- Born: December 22, 1989 (age 35) Montreal, Quebec, Canada
- Height: 6 ft 3 in (191 cm)
- Weight: 205 lb (93 kg; 14 st 9 lb)
- Position: Forward
- Shoots: Left
- LNAH team Former teams: Laval Prédateurs Cornwall River Kings (LNAH); HC TPS (Liiga);
- NHL draft: Undrafted
- Playing career: 2011–present

= Derek Famulare =

Canadian professional ice hockey player

Derek Famulare (born December 22, 1989) is a Canadian professional ice hockey player. He most recently played for Laval Prédateurs of the LNAH. He previously played for HC TPS of the Liiga.

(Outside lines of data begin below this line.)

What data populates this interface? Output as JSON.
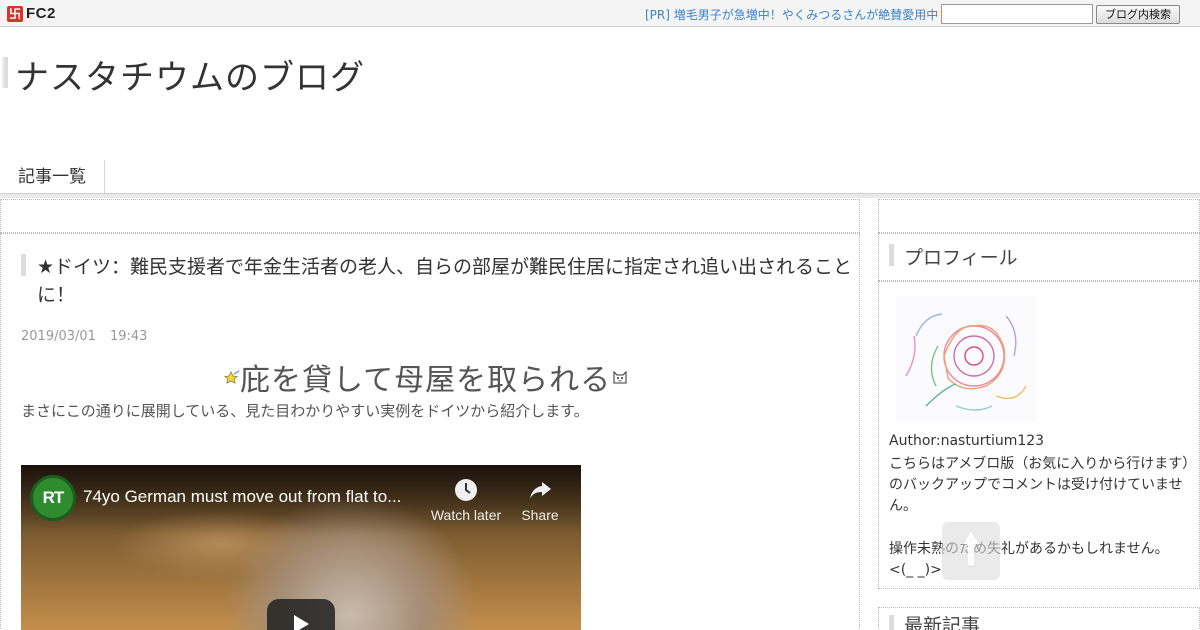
{
  "fc2_bar": {
    "logo_text": "FC2",
    "pr_link": "[PR] 増毛男子が急増中！やくみつるさんが絶賛愛用中",
    "search_value": "",
    "search_button": "ブログ内検索"
  },
  "blog": {
    "title": "ナスタチウムのブログ"
  },
  "nav": {
    "items": [
      {
        "label": "記事一覧"
      }
    ]
  },
  "entry": {
    "title": "★ドイツ：難民支援者で年金生活者の老人、自らの部屋が難民住居に指定され追い出されることに！",
    "date": "2019/03/01",
    "time": "19:43",
    "headline": "庇を貸して母屋を取られる",
    "intro": "まさにこの通りに展開している、見た目わかりやすい実例をドイツから紹介します。"
  },
  "video": {
    "channel_logo": "RT",
    "title": "74yo German must move out from flat to...",
    "watch_later": "Watch later",
    "share": "Share"
  },
  "sidebar": {
    "profile_heading": "プロフィール",
    "author": "Author:nasturtium123",
    "description": "こちらはアメブロ版（お気に入りから行けます）のバックアップでコメントは受け付けていません。",
    "note_line1": "操作未熟のため失礼があるかもしれません。",
    "note_line2": "<(_ _)>",
    "recent_heading": "最新記事"
  },
  "icons": {
    "headline_left": "shooting-star-icon",
    "headline_right": "cat-face-icon",
    "watch_later": "clock-icon",
    "share": "share-arrow-icon",
    "play": "play-icon",
    "to_top": "arrow-up-icon"
  },
  "colors": {
    "pr_link": "#3a82c4",
    "rt_green": "#2e8b2e",
    "border": "#b9b9b9"
  }
}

Famulare was born to a Finnish mother and a Canadian father, and also holds a Finnish citizenship.

Famulare played junior hockey for the Chicoutimi Saguenéens, Val-d'Or Foreurs, Acadie-Bathurst Titan and Prince Edward Island Rocket from 2006 until 2010. Famulare attended Concordia University for one year, then turned professional in Europe with TUTO Hockey of the Mestis league in Finland. Famulare made his Liiga debut playing with HC TPS during the 2013–14 Liiga season. He returned to Canada to join the Cornwall River Kings of the LNAH in 2014. He signed with the Laval Prédateurs in 2015, but only played one game.